Comment peut-on connaître les religions de la préhistoire ?
Le 3 août 1908, deux jeunes abbés, Amédée et Jean Bouyssonie, férus de recherches archéologiques, font une découverte qui va bouleverser le monde de la préhistoire. Sur le site de La Chapelle-aux-Saints (Corrèze) où, depuis trois ans, ils fouillent un lieu qui regorge de silex et d'ossements, les deux frères découvrent à l'entrée d'une grotte le squelette complet d'un homme préhistorique. En soi, la découverte constituait déjà un événement en ce début de XXe siècle. Mais l'émotion des hommes est encore plus forte car il est manifeste que ce corps a été enterré là intentionnellement, il y a des milliers d'années : il s'agit bien d'une tombe préhistorique.
Le squelette de La Chapelle-aux-Saints était placé dans une fosse creusée à cet effet ; le corps était couché sur le dos et la tête calée contre quelques pierres. Les jambes étaient repliées et reversées sur la droite. Au-dessus de la tête avait été déposée une patte de bovidé. Autour du corps, on trouvera aussi des éclats de quartz, des silex bien travaillés. Malheureusement ces beaux silex furent volés par un ouvrier qui travaillait sur le chantier.

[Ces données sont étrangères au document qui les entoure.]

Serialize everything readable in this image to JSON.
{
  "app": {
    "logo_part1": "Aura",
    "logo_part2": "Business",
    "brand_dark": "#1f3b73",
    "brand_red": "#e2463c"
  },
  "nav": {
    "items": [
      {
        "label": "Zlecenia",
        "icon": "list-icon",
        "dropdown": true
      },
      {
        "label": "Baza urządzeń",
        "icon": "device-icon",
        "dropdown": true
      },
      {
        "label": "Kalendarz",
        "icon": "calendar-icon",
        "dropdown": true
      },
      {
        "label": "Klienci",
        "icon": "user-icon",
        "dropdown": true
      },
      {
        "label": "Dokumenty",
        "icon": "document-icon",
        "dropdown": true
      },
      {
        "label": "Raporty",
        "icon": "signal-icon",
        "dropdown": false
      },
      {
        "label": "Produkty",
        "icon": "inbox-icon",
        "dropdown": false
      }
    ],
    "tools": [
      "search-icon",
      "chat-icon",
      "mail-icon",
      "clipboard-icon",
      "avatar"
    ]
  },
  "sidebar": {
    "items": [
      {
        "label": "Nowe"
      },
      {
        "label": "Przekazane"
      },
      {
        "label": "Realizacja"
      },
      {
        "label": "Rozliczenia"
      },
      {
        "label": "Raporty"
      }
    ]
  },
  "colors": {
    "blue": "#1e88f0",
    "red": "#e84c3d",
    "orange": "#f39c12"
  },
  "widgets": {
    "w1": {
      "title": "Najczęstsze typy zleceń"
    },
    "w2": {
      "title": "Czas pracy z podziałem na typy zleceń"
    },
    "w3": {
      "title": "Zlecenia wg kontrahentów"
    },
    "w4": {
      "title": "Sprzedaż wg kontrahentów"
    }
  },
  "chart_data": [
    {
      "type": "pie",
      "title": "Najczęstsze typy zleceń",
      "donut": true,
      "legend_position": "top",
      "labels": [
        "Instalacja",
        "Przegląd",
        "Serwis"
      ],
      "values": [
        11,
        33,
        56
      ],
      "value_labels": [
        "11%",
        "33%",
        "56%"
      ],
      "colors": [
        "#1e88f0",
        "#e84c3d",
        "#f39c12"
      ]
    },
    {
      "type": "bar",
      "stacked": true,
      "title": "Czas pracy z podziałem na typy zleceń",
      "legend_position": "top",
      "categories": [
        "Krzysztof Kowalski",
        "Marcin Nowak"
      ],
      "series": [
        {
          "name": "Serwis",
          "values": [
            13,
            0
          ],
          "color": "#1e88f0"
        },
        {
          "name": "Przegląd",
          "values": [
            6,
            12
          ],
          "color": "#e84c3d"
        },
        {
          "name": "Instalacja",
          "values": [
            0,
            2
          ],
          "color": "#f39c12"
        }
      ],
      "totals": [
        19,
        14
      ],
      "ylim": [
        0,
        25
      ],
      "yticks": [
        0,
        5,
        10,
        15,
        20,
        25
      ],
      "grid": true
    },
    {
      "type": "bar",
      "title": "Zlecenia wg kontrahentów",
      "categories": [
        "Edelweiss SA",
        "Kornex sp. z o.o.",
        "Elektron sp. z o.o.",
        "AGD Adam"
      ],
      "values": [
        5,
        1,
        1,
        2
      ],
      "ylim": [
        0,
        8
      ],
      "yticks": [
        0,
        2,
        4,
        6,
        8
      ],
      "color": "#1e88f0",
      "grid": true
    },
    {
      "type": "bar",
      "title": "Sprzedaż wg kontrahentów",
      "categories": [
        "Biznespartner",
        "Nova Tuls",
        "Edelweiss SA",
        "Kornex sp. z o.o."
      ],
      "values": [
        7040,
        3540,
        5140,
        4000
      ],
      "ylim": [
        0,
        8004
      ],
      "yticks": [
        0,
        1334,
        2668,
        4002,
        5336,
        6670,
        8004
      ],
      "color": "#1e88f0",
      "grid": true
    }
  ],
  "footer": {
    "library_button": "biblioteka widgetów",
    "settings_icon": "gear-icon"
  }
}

La nouvelle fit grand bruit. Elle remettait en cause bien des certitudes. Personne n'était vraiment prêt à admettre que les hommes de la lointaine préhistoire, du paléolithique ? l'âge de la pierre taillée ? puissent enterrer leurs morts. Et encore moins que l'homme de Neandertal, que l'on prenait (et que l'on prendra encore longtemps, y compris dans la communauté scientifique) pour une sorte de brute, à mi-chemin entre l'homme et la bête, puisse être animé d'un comportement aussi « humain » que l'enterrement de ses morts. Dans les années qui suivent, d'autres découvertes vont venir confirmer celle des frères Bouyssonie. En 1909, à La Ferrassie (Dordogne) est mise au jour une autre tombe préhistorique. Puis une autre en 1914 au Moustier. On retrouve les mêmes caractéristiques : fosses creusées, corps placé dans une position particulière, parfois restes d'animaux et outils déposés à proximité du corps. Le doute n'est plus permis. Les hommes de la préhistoire ont bien enterré leurs morts. Et sans doute pensaient-ils, comme en témoignent les offrandes associées, que les défunts allaient rejoindre un autre monde. Neandertal croyait-il donc à l'au-delà ?
A la même époque, d'autres découvertes viennent renforcer l'idée que les hommes préhistoriques avaient des préoccupations « spirituelles ». Dans le Sud de la France et en Espagne, non loin des lieux de fouilles où l'on retrouve silex et ossements, les grottes des environs sont ornées d'étonnantes peintures animales. Elles indiquent aux préhistoriens qu'au fond de ces grottes se pratiquaient sans doute des cultes magico-religieux où les esprit animaux tenaient une grande place.